Music and music videos assaulted my senses from all angles. I started to feel a bit sick from the sensory overload, but smiled weakly at my husband who was persevering with great determination just a millimetre away from me, plugged into headphones. I tried to busy myself reading an article on my iPhone but it was extremely difficult to concentrate with the noise of the machines, the constant flashing of lights and numbers telling me how many calories I’d burnt, or that my heart rate had gone out of range, or how far I’d travelled – irony alert – and how far I still had to go.

The whole point of exercise surely IS TO GET AWAY FROM ALL THIS. To run away, to escape and to feel free. To be on one of those underground machines for me is to be trapped. Afterwards I was so inspired by how much I’d missed being outdoors that I ran from the exiting pod straight to the woods oblivious to the rain. It felt as though I was running for my life.

I want to go somewhere when I’m moving and enjoy all the random things that happen along the way. I longed for the great outdoors and to lose myself in my body’s rhythms rather than being bombarded with every digital distraction possible.

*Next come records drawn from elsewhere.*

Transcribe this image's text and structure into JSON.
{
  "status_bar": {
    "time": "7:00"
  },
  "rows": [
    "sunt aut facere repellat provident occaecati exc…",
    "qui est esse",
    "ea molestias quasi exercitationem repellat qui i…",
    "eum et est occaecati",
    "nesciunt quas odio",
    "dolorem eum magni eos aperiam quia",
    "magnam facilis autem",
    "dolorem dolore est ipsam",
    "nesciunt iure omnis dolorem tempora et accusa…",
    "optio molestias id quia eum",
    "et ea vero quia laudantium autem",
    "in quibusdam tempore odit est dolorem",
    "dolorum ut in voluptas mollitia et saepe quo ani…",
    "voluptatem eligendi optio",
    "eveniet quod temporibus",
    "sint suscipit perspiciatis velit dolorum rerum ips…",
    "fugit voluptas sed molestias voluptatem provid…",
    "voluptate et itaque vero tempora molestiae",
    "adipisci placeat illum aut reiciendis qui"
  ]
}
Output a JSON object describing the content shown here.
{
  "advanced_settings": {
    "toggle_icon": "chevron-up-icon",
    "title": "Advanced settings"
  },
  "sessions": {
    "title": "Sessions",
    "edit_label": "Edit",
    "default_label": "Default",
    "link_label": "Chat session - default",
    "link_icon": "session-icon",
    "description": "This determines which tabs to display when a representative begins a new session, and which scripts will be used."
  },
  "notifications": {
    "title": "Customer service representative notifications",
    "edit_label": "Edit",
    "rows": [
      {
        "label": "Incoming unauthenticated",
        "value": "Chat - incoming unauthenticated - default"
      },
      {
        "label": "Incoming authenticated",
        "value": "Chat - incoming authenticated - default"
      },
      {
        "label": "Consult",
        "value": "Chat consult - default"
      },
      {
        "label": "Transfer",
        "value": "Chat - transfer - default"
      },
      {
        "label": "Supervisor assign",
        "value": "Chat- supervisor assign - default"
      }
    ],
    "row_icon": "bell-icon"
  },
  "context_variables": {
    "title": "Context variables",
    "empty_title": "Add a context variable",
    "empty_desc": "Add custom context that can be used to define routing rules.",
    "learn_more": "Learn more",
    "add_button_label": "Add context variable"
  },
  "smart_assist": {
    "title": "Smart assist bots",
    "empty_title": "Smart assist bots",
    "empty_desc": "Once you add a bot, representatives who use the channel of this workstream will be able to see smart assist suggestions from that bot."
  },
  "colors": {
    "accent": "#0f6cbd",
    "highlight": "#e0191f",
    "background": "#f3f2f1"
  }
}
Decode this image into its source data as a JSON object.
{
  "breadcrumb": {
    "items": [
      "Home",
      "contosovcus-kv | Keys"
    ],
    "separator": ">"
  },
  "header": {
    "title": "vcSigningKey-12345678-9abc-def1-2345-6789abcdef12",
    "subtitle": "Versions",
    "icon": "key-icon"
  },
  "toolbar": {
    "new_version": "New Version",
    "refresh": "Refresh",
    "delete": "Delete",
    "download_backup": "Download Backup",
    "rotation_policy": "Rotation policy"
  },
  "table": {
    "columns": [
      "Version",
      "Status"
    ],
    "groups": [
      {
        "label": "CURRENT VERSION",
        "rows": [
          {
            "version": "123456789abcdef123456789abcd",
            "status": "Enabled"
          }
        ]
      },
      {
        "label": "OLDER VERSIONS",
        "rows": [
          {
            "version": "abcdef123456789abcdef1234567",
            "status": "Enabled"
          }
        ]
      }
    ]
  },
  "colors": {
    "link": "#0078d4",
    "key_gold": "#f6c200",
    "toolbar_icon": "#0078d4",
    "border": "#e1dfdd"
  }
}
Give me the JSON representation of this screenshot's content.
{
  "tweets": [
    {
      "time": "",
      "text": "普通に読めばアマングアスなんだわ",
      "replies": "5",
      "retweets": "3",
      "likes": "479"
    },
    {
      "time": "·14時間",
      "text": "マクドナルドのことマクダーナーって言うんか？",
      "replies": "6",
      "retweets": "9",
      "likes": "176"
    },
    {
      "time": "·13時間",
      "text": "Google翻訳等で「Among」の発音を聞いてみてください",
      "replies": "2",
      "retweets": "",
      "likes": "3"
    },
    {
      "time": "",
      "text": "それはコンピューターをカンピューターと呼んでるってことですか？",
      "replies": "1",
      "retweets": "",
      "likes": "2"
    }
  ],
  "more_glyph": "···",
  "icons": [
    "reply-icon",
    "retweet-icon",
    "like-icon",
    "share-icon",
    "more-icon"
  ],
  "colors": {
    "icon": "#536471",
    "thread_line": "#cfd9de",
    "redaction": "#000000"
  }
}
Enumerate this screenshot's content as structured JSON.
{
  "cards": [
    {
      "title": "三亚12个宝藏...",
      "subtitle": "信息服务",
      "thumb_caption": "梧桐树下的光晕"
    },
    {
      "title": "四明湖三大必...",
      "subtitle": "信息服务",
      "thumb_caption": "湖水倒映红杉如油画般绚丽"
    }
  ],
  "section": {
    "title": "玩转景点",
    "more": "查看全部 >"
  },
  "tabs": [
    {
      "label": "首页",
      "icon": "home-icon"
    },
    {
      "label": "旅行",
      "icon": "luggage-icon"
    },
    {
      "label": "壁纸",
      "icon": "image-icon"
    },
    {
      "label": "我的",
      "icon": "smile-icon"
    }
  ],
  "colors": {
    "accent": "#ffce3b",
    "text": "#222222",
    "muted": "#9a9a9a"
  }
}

Being digitally distracted like that didn’t make time go faster for me – it crawled past at a snail’s pace.

I was so pleased to keep my hubbie company though, and will encourage him and everybody who can’t face anything else to keep on going to the gym. I applaud the gym too for its fairer pricing – getting rid of the flab and streamlining its service, but it’s not for me.

Despite the unfriendly weather, a run in the woods wins every time, so thanks PureGym, but no thanks.

As for you, whatever exercise works for you, works for me.